The Trump Administration’s Fiscal Year 2019 Department of Homeland Security (DHS) request continues to focus a lot of attention on border security and reducing illegal immigration. It contains $2.6 billion for new border security infrastructure and technology, including $1.6 billion for the president’s proposed border wall to fund 65 miles of new construction in the Rio Grande Valley Sector along the U.S. southern border. Remember, this is a wall that the president has consistently stated will be paid for by Mexico.
But this is just the tip of the wall’s funding “iceberg,” which Mr. Trump initially put at $8 billion. According the White House’s FY2019 budget, the administration is now proposing to spend $18 billion on the wall. Other estimates are considerably higher – investment industry analysts have placed the wall’s total cost at between $15 and $25 billion, while a Massachusetts Institute for Technology study estimated the cost at around $40 billion. Mr. Trump himself has acknowledged that the wall will be staggeringly expensive. In January 2018, the president proposed creating a $25 billion trust fund to help fund the border wall system.

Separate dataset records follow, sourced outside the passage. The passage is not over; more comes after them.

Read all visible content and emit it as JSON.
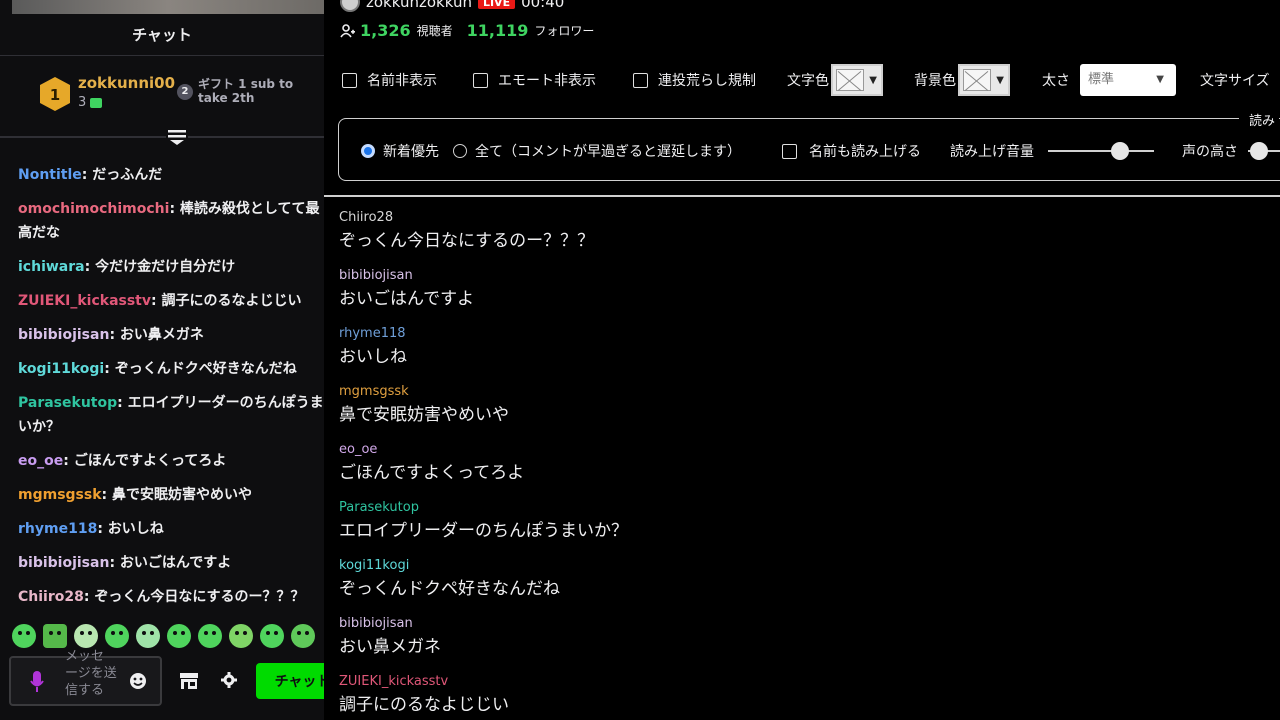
{
  "left": {
    "header_title": "チャット",
    "gift": {
      "user": "zokkunni00",
      "rank": "1",
      "count": "3",
      "next_rank": "2",
      "next_text": "ギフト 1 sub to take 2th"
    },
    "messages": [
      {
        "user": "Nontitle",
        "text": "だっふんだ",
        "color": "#5f9ef2"
      },
      {
        "user": "omochimochimochi",
        "text": "棒読み殺伐としてて最高だな",
        "color": "#e8697f"
      },
      {
        "user": "ichiwara",
        "text": "今だけ金だけ自分だけ",
        "color": "#5fd9d9"
      },
      {
        "user": "ZUIEKI_kickasstv",
        "text": "調子にのるなよじじい",
        "color": "#e05778"
      },
      {
        "user": "bibibiojisan",
        "text": "おい鼻メガネ",
        "color": "#d9c2e9"
      },
      {
        "user": "kogi11kogi",
        "text": "ぞっくんドクペ好きなんだね",
        "color": "#5fd9d9"
      },
      {
        "user": "Parasekutop",
        "text": "エロイプリーダーのちんぽうまいか？",
        "color": "#2fc4a0"
      },
      {
        "user": "eo_oe",
        "text": "ごほんですよくってろよ",
        "color": "#c89cf0"
      },
      {
        "user": "mgmsgssk",
        "text": "鼻で安眠妨害やめいや",
        "color": "#f0a030"
      },
      {
        "user": "rhyme118",
        "text": "おいしね",
        "color": "#5f9ef2"
      },
      {
        "user": "bibibiojisan",
        "text": "おいごはんですよ",
        "color": "#d9c2e9"
      },
      {
        "user": "Chiiro28",
        "text": "ぞっくん今日なにするのー？？？",
        "color": "#e8b7c8"
      }
    ],
    "input_placeholder": "メッセージを送信する",
    "chat_button": "チャット"
  },
  "stream": {
    "channel": "zokkunzokkun",
    "live_label": "LIVE",
    "uptime": "00:40",
    "viewers": "1,326",
    "viewers_label": "視聴者",
    "followers": "11,119",
    "followers_label": "フォロワー"
  },
  "options": {
    "hide_names": "名前非表示",
    "hide_emotes": "エモート非表示",
    "spam_filter": "連投荒らし規制",
    "text_color": "文字色",
    "bg_color": "背景色",
    "weight": "太さ",
    "weight_value": "標準",
    "font_size": "文字サイズ"
  },
  "tts": {
    "legend": "読み",
    "newest_first": "新着優先",
    "all": "全て（コメントが早過ぎると遅延します）",
    "read_names": "名前も読み上げる",
    "volume": "読み上げ音量",
    "volume_value": 0.72,
    "pitch": "声の高さ"
  },
  "feed": [
    {
      "user": "Chiiro28",
      "text": "ぞっくん今日なにするのー？？？",
      "color": "#d6d6d6"
    },
    {
      "user": "bibibiojisan",
      "text": "おいごはんですよ",
      "color": "#d9c2e9"
    },
    {
      "user": "rhyme118",
      "text": "おいしね",
      "color": "#6f9fd8"
    },
    {
      "user": "mgmsgssk",
      "text": "鼻で安眠妨害やめいや",
      "color": "#e0a040"
    },
    {
      "user": "eo_oe",
      "text": "ごほんですよくってろよ",
      "color": "#d0a8e8"
    },
    {
      "user": "Parasekutop",
      "text": "エロイプリーダーのちんぽうまいか？",
      "color": "#2fc4a0"
    },
    {
      "user": "kogi11kogi",
      "text": "ぞっくんドクペ好きなんだね",
      "color": "#5fd9d9"
    },
    {
      "user": "bibibiojisan",
      "text": "おい鼻メガネ",
      "color": "#d9c2e9"
    },
    {
      "user": "ZUIEKI_kickasstv",
      "text": "調子にのるなよじじい",
      "color": "#e05778"
    }
  ],
  "colors": {
    "accent_green": "#00db00",
    "count_green": "#3fd461",
    "live_red": "#e91916",
    "radio_blue": "#1a73e8"
  }
}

The budget request also includes more than $210 million to recruit, hire, and train 750 new Border Patrol agents at the agency for Customs and Border Protection, and $570 million for 2,000 new Immigration and Customs Enforcement (ICE) law enforcement personnel in 2019, along with support staff.
Finally, the Trump administration also requested $2.8 billion to fund 52,000 detention beds for non-U.S. citizens detained by ICE, and $511 million for transportation costs related to the deportation of illegal immigrants.
Add all that together, and you have a request of more than $6.5 billion for various flavors of “border security.” We hope that a more detailed review of the president’s DHS request will explain exactly how much “security” this money is going to buy.